Het verleden heeft aangetoond dat juist gemeenten in de uitvoering van projecten, zoals de (her)ontwikkeling van bouwlocaties, nadrukkelijk het verschil kunnen maken. De gemeentelijke organisatie is tot op het bot uitgekleed. Vooral door anderen (Rijk), maar ook door zelf weinig te investeren in een heldere strategiebepaling gekoppeld aan uitvoeringskracht. Abstracte omgevingsvisies, of in het geval van Rijswijk een Stadsvisie, getuigen van dit laatste. Dat gaat ons de komende jaren opbreken nu ‘Nederland aan de vooravond staat van een grote verbouwing’ (Ruimtelijke ordeningsbrief 17 mei 2022). In deze brief en de daarin opgenomen ‘programmadiarree’ staan de gemeenten op grote afstand, terwijl ze voor de uitvoering van beleid cruciaal zijn. Zonder versterking van de gemeente, vooral op personeelsgebied, gaat die grote verbouwing zoals vele grote verbouwingen: deze lopen uit in tijd met flinke budgetoverschrijdingen en veel gebreken achteraf.
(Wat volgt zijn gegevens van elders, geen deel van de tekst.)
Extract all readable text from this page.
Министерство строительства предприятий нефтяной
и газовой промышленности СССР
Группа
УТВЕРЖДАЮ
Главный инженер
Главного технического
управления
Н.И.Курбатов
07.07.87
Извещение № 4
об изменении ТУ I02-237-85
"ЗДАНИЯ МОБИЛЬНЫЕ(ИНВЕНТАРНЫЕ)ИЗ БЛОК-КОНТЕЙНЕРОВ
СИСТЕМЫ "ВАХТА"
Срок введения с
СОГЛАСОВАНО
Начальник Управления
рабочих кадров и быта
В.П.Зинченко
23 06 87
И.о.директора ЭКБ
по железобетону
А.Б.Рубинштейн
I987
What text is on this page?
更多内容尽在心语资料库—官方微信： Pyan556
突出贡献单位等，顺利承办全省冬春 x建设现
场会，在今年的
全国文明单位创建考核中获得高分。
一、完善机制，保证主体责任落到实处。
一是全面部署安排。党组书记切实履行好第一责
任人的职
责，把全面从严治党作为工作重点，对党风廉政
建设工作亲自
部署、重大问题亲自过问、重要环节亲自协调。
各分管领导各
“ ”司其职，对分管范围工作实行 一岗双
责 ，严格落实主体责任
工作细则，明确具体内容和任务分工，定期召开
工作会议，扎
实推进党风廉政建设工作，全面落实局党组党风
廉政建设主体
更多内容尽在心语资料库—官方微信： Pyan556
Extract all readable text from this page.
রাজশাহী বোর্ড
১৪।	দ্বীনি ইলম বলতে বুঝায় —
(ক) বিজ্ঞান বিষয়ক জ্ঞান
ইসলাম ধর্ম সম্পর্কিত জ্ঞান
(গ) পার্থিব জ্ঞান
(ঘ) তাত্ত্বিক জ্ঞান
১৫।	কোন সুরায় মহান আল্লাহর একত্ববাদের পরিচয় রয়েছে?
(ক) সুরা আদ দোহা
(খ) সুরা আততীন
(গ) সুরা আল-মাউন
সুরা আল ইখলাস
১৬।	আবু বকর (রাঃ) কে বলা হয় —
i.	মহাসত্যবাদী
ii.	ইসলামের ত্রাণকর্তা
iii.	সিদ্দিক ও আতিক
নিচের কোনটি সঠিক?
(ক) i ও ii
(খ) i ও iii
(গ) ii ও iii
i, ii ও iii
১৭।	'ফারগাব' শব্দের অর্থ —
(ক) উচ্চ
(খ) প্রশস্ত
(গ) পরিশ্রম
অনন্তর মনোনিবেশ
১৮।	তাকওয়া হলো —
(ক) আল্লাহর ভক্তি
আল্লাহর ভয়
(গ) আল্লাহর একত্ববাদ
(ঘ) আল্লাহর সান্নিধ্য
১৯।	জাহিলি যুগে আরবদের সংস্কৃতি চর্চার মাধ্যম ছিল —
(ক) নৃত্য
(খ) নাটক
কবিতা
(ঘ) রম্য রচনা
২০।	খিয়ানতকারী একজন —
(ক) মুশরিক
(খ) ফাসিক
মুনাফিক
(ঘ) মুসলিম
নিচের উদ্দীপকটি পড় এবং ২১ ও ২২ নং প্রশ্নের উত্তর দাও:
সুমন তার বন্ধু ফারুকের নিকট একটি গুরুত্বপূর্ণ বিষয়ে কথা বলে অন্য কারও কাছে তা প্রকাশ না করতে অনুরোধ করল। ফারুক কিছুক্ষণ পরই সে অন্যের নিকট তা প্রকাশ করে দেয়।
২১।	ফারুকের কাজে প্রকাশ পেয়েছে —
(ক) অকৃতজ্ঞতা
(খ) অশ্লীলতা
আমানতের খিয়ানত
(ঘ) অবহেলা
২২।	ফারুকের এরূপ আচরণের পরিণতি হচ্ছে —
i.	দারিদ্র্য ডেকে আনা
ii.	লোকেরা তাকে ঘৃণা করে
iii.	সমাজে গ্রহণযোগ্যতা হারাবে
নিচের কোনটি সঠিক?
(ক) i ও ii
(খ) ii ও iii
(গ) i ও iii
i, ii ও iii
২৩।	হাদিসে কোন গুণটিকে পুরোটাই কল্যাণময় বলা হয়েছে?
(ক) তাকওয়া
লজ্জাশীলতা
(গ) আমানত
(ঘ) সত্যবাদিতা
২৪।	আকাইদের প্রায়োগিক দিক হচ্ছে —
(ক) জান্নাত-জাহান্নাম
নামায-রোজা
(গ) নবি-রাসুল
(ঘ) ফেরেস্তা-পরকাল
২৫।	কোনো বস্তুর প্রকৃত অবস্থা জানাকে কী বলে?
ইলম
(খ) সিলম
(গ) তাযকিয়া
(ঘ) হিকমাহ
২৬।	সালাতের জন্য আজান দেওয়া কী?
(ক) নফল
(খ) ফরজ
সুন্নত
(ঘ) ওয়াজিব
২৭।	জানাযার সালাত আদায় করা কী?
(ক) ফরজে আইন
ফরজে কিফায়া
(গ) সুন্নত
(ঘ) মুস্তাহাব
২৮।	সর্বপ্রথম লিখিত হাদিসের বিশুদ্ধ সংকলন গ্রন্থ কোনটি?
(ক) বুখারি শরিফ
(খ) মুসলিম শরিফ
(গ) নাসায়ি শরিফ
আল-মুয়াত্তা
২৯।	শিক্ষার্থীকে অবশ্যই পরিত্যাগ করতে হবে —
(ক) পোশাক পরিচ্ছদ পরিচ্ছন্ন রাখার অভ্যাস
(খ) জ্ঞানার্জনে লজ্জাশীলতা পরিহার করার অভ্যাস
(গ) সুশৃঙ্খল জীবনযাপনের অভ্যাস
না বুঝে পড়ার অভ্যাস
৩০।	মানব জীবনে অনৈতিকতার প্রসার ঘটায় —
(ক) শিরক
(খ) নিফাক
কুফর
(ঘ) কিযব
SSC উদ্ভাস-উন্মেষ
Wat moet je dan als nieuwgekozen raadslid?

Allereerst je richten op de zaken die dicht bij de inwoners staan en waar de gemeente echt invloed op heeft zoals welzijn, sport, gezondheid, kwaliteit openbare ruimte, afval/grondstoffen, (her)ontwikkellocaties en participatie met impact. Daarnaast op:

  1. Een omgevingsvisie die op cruciale punten voor de gemeente echt richting geeft. Deze zal hard nodig zijn voor regionale onderhandelingen waarop de RO-brief van 17 mei anticipeert;
  2. Zeer attent zijn op mogelijke uitvoeringsissues en -problemen. Risico’s in de uitvoering, zoals het gebrek aan ervaren menskracht, moeten een steviger plek krijgen bij de besluitvorming in de raad;
  3. Een sterke partijlobby zowel gericht op regionaal samenwerking en op garanties afdwingen voor betere democratische legitimering van regionale samenwerking. Maar ook op ‘Den Haag’ voor versterking van de positie van de gemeente: een gevuld Gemeentefonds dat recht doet aan de opgaven waar de gemeente voor staat.

Wat dat laatste betreft, vind ik het een gemiste kans, dat we een minister voor VRO hebben. Liever had ik een Minister van Binnenlandse Zaken én Ruimtelijke Ordening gezien. Terecht zegt praktijkhoogleraar gebiedsontwikkeling Co Verdaas over de balanceeract waar de ruimtelijke ordening voor staat: ‘De echte regie zit hem in het schakelen tussen schalen, netwerken, opgaven en projecten‘. De minister verantwoordelijk voor het openbaar bestuur en het Gemeentefonds is hiervoor cruciaal, maar (nog) niet erg in beeld.